Chicago upstart Juice WRLD, who just released his sophomore album, Death Race For Love, this past Friday, added five songs and nearly 23 additional minutes of music to the follow-up of his debut release Goodbye & Good Riddance. While the statistical results remain to be seen (although it’s currently on pace for a No. 1 week with a projected 150,000 equivalent units), it’s taken a critical beating, with multiple outlets noting its inconsistency and fatigue-inducing length. This is despite Juice trying to mitigate the longer tracklist with shorter, freestyled songs, which only serves to makes the bite-sized records blur together, obscuring just how good they are.
Contrast these albums’ receptions with those of shorter, more concise statements like 21 Savage’s I Am > I Was (14 tracks) or 2 Chainz’s Rap Or Go To The League (15 tracks), both of which clock in at less than an hour. Savage scored his first-ever No. 1 debut with his sophomore release; while returns are early, I Am has spent the entire year so far on the 200 and still hovers among the top 20 albums. 2 Chainz debuted at No. 4 with some stiff competition on the chart, but garnered early attention for being one of the best rap albums of the year so far.

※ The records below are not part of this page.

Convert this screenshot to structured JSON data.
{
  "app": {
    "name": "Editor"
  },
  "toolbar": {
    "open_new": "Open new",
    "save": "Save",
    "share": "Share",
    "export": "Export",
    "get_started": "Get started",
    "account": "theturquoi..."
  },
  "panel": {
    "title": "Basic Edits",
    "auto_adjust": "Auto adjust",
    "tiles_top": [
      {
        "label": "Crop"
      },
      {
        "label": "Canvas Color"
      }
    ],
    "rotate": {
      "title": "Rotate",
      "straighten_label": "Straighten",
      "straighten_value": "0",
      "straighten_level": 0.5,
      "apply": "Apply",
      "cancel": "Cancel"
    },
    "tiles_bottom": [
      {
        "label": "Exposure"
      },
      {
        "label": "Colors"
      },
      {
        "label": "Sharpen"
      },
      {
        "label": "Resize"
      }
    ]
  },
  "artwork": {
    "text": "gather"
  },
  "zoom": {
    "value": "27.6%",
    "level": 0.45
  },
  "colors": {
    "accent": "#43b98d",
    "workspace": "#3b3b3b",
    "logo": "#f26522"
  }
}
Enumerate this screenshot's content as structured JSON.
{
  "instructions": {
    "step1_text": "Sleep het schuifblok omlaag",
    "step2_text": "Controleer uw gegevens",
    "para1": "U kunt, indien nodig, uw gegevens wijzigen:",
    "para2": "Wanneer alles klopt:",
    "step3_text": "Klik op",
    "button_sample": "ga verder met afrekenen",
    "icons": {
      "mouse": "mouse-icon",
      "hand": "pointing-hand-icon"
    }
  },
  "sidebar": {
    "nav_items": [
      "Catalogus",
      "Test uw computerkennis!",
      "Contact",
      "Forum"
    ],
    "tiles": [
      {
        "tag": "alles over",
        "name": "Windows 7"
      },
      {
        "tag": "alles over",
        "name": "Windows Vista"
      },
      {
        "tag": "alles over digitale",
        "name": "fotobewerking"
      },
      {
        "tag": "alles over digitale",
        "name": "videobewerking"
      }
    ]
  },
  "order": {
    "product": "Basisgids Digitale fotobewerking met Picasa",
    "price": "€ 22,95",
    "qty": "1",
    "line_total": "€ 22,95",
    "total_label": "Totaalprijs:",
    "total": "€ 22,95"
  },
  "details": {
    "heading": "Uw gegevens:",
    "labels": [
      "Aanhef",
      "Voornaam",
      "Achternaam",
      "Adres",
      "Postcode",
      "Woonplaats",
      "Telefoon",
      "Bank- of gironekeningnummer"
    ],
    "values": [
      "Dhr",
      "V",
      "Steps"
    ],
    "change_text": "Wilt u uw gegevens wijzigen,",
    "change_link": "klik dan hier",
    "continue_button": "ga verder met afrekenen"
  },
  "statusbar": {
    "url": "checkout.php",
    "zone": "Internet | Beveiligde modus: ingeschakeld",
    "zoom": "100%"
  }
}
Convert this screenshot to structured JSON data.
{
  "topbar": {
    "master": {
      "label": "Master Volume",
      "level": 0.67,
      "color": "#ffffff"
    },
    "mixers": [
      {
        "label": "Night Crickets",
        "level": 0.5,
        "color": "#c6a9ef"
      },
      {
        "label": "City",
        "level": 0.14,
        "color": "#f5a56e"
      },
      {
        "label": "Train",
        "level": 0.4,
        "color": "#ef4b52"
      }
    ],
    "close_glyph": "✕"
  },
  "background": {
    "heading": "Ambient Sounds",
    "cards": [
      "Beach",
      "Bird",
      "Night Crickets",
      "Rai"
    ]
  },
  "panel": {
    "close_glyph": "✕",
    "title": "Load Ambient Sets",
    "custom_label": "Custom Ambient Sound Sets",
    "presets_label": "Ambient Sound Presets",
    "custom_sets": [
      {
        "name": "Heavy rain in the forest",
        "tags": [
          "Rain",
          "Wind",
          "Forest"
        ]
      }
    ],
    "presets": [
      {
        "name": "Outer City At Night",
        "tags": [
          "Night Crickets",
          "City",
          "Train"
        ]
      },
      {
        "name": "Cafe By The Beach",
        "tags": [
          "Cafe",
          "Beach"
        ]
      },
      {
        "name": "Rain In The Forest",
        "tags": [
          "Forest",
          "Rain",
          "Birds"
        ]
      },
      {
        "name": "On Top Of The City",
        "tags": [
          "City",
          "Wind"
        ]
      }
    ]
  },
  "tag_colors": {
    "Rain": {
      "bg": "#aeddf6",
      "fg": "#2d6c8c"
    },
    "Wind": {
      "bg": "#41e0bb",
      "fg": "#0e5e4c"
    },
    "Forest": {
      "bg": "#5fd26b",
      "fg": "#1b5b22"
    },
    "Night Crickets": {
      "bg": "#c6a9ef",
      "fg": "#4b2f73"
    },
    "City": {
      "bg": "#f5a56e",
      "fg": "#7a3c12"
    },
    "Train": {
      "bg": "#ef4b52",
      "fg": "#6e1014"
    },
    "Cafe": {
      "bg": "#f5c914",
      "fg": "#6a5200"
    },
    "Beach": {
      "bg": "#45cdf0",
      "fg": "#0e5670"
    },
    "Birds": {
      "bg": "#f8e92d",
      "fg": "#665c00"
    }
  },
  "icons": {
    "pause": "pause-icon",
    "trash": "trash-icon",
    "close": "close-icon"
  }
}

Meanwhile, one of the breakout stories of 2018 was Philadelphia iconoclast Tierra Whack, whose 15-song, 15-minute debut, Whack World, was heaped with praise on its debut and instantly made her a name to watch for its variety and creativity. Other standouts from the year included Cardi B’s Grammy-winning, chart-topping debut Invasion Of Privacy (13 tracks, 48:13 minutes), J. Cole’s fan favorite fifth album, KOD (12 tracks, 42:27 minutes), and Lil Baby & Gunna’s stark joint debut Drip Harder, (13 tracks, 38:47 minutes), all of which received good reviews, and similar sales accolades to their longer counterparts without needing to play the numbers game.
While streaming rewards long tracklists can stack the deck for an artist in terms of plaques and first-week sales, there’s every indication that such honors can still be acquired without 20-song tracklists and that shorter albums are actually more likely to achieve recognition for their creativity and quality than the ones that pack listeners’ proverbial plates, hoping to accomplish the same by sheer quantity. Even with technology’s changes to the musical landscape, there is no substitute for a well-curated, focused, and fulfilling work of art. Long albums aren’t just a cheat, they’re a completely unnecessary one — and like most cheats, they seem to wind up backfiring on their practitioners in the end.